Liontown (LTR) Q1 2025 earnings summary
Event summary combining transcript, slides, and related documents.
Q1 2025 earnings summary
18 Jan, 2026Executive summary
Achieved first spodumene concentrate production and inaugural shipment, joining global lithium producers and marking a successful transition from explorer to producer.
Ramp-up phase progressing as planned, with strong throughput, improving recoveries, and key operational metrics met or exceeded.
Safety and ESG performance remain strong, with LTIFR at 0.32, TRIFR at 5.68, and 86% renewable energy penetration.
Workforce exceeds 320 employees, with female participation at 21%, meeting industry standards.

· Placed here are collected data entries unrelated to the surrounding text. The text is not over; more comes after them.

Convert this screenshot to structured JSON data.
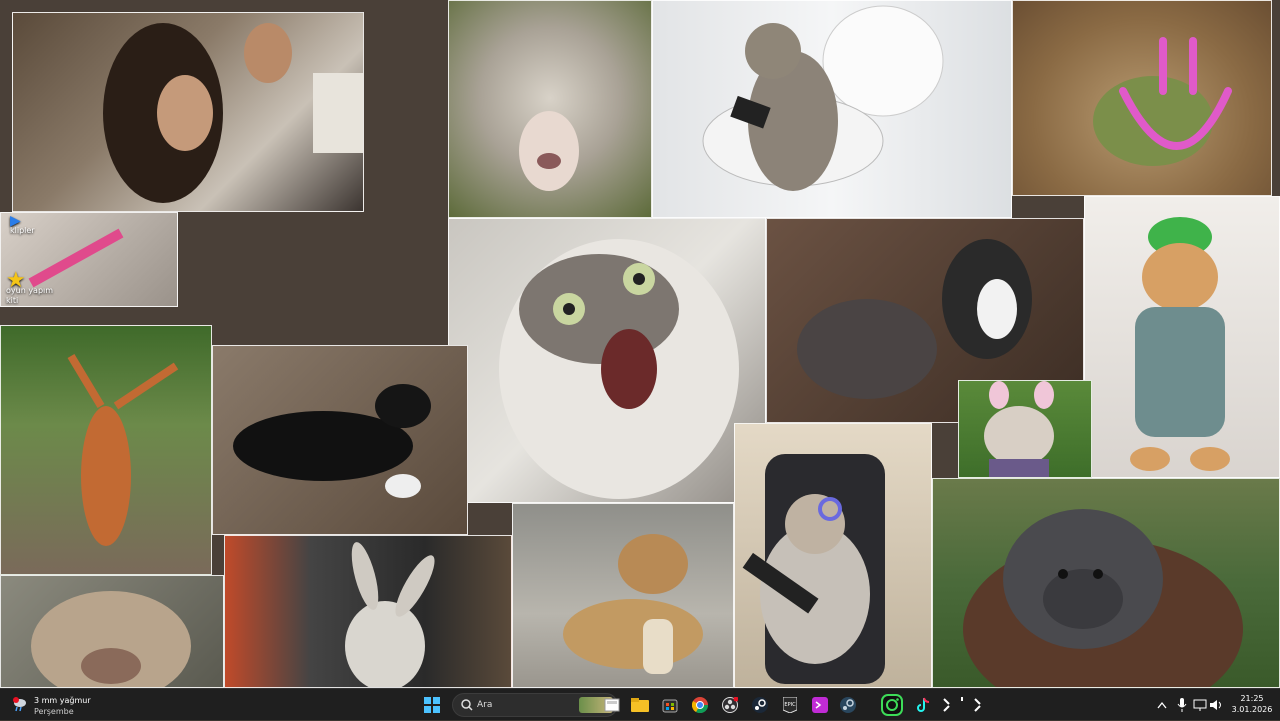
{
  "desktop": {
    "icons": [
      {
        "label": "klipler",
        "icon": "folder-icon"
      },
      {
        "label": "oyun yapım kiti",
        "icon": "star-icon"
      }
    ]
  },
  "taskbar": {
    "weather": {
      "line1": "3 mm yağmur",
      "line2": "Perşembe",
      "badge": "1"
    },
    "search": {
      "placeholder": "Ara"
    },
    "apps": [
      "start-icon",
      "file-explorer-icon",
      "folder-icon",
      "store-icon",
      "chrome-icon",
      "obs-icon",
      "steam-icon",
      "epic-games-icon",
      "terminal-icon",
      "steam-alt-icon",
      "instagram-icon",
      "tiktok-icon",
      "sparkle-icon"
    ],
    "clock": {
      "time": "21:25",
      "date": "3.01.2026"
    }
  },
  "colors": {
    "taskbar_bg": "#1f1f1f",
    "accent": "#0078d4"
  }
}
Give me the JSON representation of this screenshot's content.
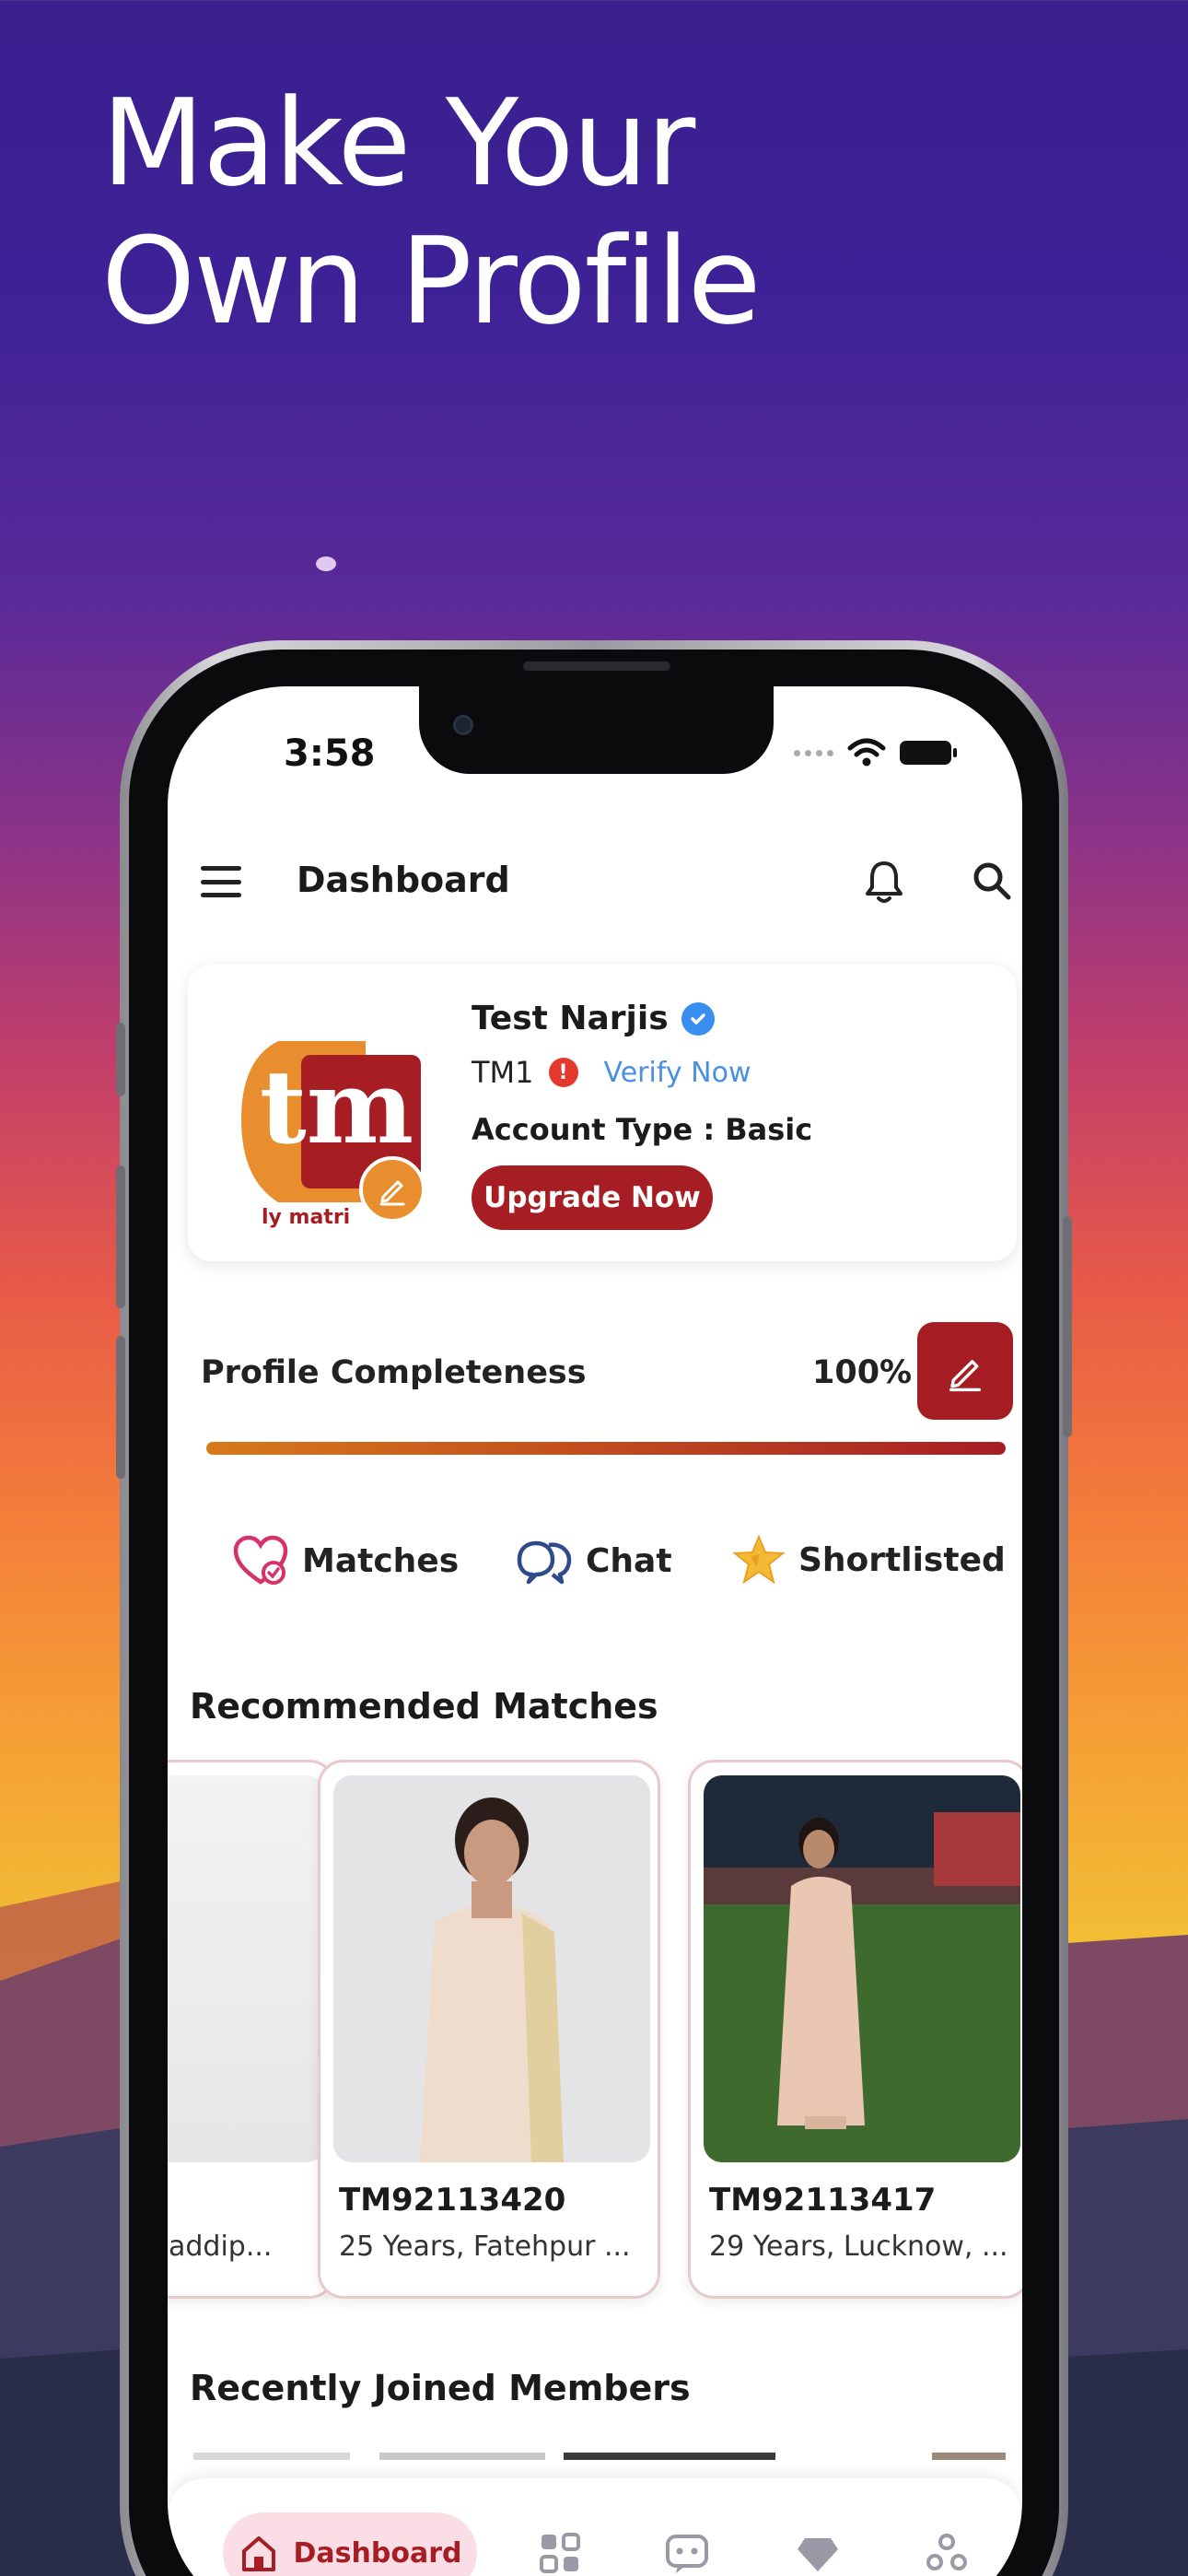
{
  "headline": {
    "line1": "Make Your",
    "line2": "Own Profile"
  },
  "status_bar": {
    "time": "3:58"
  },
  "app_bar": {
    "title": "Dashboard"
  },
  "profile": {
    "name": "Test Narjis",
    "id": "TM1",
    "verify_link": "Verify Now",
    "account_type": "Account Type : Basic",
    "upgrade_label": "Upgrade Now",
    "logo_text": "tm",
    "logo_caption": "ly matri"
  },
  "profile_completeness": {
    "label": "Profile Completeness",
    "percent_text": "100%",
    "percent": 100
  },
  "quick_actions": [
    {
      "label": "Matches",
      "icon": "heart-check-icon"
    },
    {
      "label": "Chat",
      "icon": "chat-bubbles-icon"
    },
    {
      "label": "Shortlisted",
      "icon": "star-icon"
    }
  ],
  "recommended": {
    "title": "Recommended Matches",
    "cards": [
      {
        "id": "",
        "desc": "addip..."
      },
      {
        "id": "TM92113420",
        "desc": "25 Years, Fatehpur ..."
      },
      {
        "id": "TM92113417",
        "desc": "29 Years, Lucknow, ..."
      }
    ]
  },
  "recent": {
    "title": "Recently Joined Members"
  },
  "bottom_nav": {
    "active_label": "Dashboard",
    "items": [
      "home-icon",
      "grid-icon",
      "message-icon",
      "diamond-icon",
      "more-icon"
    ]
  },
  "colors": {
    "brand": "#a61e24",
    "accent": "#e88e2e",
    "link": "#4a90e2",
    "nav_active_bg": "#fbdde5"
  }
}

Secured US$250 million (A$372 million) in convertible notes from LG Energy Solution, supporting ramp-up and working capital.
Financial highlights
Ended the quarter with A$263.1 million in cash, up from A$122.9 million, bolstered by convertible note proceeds.
Operating outflows of A$52 million for the quarter, with A$29 million in capital spend for mining operations.
A$81 million spent to reach first output at Kathleen Valley, plus A$69 million for additional capital, mainly the paste plant.
Net cash used in operating activities was A$48.9 million; investing activities used A$179.2 million, mainly for project development.
Financing activities provided A$368.2 million, primarily from LG Energy Solution convertible notes.
Outlook and guidance
Steady-state operations expected by end of Q1 CY2025, with normalization of operating and capital cashflows.
Mine plan optimization and cost update to be provided by year-end, with flexibility to expand when lithium prices improve.
Ramp-up to nameplate throughput targeted within 8 months from startup, with recovery curve expected to reach targets in 15-18 months.
Commercial production to be declared on a customer-by-customer basis as readiness is achieved.
Strategic focus on cost discipline and operational efficiency to position for long-term value.